Blurring the Lines: Charter, Public, Private, and Religious Schools Come Together
With the rise of religiously-affiliated charter schools higher and yon, the line separating secular and sectarian education is increasingly murky. Are these schools a beachhead for valuable cultural, linguistic, and ethnic learning? Or are they a backdoor entry into state-sponsored religion? This thoughtful book explores this complex terrain and emerges with a rather cloudy answer: “The combination of dramatic public policy initiatives proclaiming charter schools as the answer to genuine school reform, relaxed public attitudes to the separation issue, and apparent judicial confusion regarding the wall of separation have left us with standards which are barely discernable.” To prove their point, the authors offer case studies of a Catholic charter school that rents space from the local archdiocese, a Hebrew charter school that offers a “modern Jewish education,” and another with an Islamic dress code.
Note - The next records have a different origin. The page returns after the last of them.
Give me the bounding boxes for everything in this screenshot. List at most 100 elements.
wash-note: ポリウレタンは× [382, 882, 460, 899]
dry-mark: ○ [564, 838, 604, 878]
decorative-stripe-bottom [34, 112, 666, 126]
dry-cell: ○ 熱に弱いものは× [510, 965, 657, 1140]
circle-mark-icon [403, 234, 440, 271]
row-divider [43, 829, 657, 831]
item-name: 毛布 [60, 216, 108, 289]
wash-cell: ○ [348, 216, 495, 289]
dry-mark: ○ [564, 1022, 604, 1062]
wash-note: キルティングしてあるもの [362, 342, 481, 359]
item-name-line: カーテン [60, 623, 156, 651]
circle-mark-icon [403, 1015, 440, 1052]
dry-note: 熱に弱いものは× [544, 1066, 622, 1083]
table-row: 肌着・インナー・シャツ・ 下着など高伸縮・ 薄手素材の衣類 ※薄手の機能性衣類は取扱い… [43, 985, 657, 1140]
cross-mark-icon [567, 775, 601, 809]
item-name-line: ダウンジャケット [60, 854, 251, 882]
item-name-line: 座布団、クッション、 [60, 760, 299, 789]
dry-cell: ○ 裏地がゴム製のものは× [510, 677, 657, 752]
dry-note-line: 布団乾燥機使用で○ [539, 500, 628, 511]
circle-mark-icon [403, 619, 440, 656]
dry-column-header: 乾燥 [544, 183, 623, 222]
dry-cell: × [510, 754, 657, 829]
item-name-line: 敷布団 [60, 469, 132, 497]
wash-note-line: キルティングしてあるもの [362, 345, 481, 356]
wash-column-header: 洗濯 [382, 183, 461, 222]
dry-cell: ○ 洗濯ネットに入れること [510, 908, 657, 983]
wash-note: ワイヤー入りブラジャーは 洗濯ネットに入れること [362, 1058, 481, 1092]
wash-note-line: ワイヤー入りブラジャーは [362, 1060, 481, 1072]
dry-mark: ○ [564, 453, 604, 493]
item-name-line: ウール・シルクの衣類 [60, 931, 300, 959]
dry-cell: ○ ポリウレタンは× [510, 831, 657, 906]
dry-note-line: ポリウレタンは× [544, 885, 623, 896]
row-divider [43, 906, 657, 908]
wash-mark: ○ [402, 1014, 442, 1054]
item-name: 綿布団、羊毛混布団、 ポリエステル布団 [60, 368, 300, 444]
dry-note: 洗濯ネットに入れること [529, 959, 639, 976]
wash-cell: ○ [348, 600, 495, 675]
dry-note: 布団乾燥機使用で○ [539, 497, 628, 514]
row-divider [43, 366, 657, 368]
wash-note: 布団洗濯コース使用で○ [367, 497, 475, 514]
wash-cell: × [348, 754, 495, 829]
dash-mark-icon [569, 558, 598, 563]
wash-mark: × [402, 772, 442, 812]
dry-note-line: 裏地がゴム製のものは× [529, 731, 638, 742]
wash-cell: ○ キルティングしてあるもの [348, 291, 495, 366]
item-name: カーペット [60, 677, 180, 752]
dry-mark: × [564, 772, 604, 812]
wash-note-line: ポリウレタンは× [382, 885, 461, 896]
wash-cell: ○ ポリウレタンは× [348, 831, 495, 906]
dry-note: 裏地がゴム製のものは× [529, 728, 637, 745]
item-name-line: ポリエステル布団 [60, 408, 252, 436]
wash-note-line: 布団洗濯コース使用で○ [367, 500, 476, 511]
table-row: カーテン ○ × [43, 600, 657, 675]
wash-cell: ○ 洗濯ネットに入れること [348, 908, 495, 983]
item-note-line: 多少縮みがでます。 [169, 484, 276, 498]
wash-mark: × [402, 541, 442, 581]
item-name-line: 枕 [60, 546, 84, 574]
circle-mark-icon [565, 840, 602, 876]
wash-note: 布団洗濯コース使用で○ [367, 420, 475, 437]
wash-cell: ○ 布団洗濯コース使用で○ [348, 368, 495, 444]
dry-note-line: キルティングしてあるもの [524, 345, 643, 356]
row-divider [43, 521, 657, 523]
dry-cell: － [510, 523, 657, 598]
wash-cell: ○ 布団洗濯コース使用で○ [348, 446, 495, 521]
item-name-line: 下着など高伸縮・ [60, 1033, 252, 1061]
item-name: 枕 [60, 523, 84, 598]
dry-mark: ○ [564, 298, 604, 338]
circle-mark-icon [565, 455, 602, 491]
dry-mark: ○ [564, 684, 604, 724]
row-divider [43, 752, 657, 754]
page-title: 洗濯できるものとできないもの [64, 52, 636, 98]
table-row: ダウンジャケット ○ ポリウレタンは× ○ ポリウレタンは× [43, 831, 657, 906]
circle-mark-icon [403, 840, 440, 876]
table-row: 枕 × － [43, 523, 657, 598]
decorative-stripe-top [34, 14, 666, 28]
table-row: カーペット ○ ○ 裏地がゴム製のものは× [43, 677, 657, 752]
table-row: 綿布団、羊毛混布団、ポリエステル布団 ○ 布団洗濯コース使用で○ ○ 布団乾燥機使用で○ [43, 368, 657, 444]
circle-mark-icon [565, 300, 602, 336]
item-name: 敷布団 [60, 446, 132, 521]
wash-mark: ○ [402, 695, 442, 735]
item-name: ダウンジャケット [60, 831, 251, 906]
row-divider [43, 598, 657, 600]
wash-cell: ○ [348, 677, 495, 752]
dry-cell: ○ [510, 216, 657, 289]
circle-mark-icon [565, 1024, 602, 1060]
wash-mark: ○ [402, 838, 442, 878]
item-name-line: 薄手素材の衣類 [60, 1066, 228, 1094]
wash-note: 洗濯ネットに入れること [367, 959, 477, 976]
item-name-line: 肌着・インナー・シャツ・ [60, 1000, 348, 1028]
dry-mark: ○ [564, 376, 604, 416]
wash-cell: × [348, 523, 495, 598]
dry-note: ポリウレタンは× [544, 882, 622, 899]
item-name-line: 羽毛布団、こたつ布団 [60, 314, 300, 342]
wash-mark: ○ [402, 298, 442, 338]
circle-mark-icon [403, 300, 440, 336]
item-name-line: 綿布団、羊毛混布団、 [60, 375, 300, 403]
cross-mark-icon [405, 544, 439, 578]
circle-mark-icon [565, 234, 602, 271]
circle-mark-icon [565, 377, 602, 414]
Stepping away from sectarian schools, the authors also question ethnically-based charter schools. Is a charter school that teaches Arabic culture, including the Qu’ran, too religious? What about one that uses the Bible as a key text? Debates over religious instruction in public schools have raged pretty much since Horace Mann; this book further stokes that fiery conversation.
Janet D. Mulvey, Bruce S. Cooper, and Arthur T. Maloney, “Blurring the Lines: Charter, Public, Private, and Religious Schools Come Together,” (Charlotte, NC: Information Age Publishing, Inc., 2010).